En tous les cas, quel est l'état du livre en Afrique ? Difficile est la réponse. Même les éditeurs africains qui exposent au Salon du Livre de Paris hésitent à répondre. Mais Marie Kattié s'y aventure pour constater que le livre ne se porte pas bien sur le continent. A cause de toutes les raisons avancées en peu plus haut. Et d'autres encore. Avant de lancer, pour nuancer : 'Il avance lentement, mais sûrement.' A Edilac, l'on pense qu'il y a une forte demande, mais qu'elle n'est pas satisfaite. Sans d'autres précisions. Les deux éditeurs que nous avons rencontrés au Salon du livre soulignent cependant, que les auteurs africains produisent des oeuvres de 'haute facture'.

Que font-ils pour entraîner les populations à lire ? A entendre nos interlocuteurs, il n'y a pas de stratégies particulières. A part les Salons du livre organisés en Afrique. Par exemple, Présence africaine est toujours présente au Salon du livre de Dakar, de Bamako comme elle est présente à celui de Paris. Pour 'sa visibilité' même si l'on sait que la maison d'édition de feu Alioune Diop, reprise par son épouse, n'est pas anonyme dans le milieu. D'ailleurs, personne n'a compris son absence pendant dix ans du Salon du livre de Paris. Et l'année dernière, quand elle a repris son stand à la Porte de Versailles, 'les gens nous disaient qu'ils pensaient que nous n'existions plus', souligne Marie Kattié.

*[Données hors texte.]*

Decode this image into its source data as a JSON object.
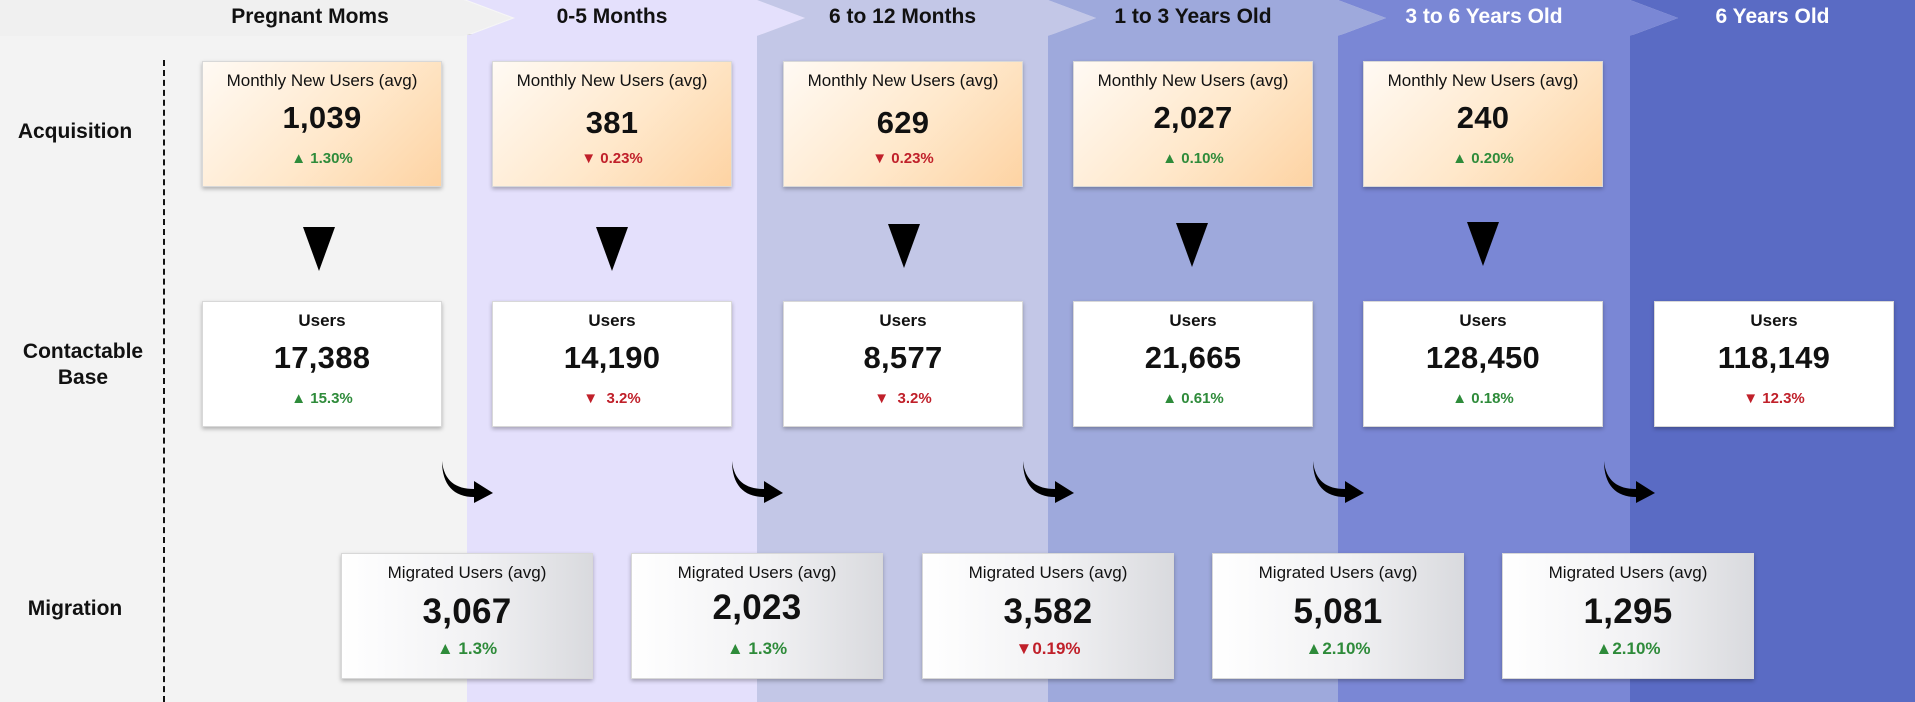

Une autre question qui peut être intéressante est relative à la nature des commandes. Chez Présence africaine, les grosses commandes concernent les ouvrages scolaires. Donc, ce sont les Etats à travers les librairies installées dans leurs pays qui commandent le plus souvent. Et le Sénégal, le Mali, la Côte d'Ivoire, en gros les pays francophones, sont les gros clients de Présence Africaine. Contrairement à Edilac où s'approvisionnent les particuliers.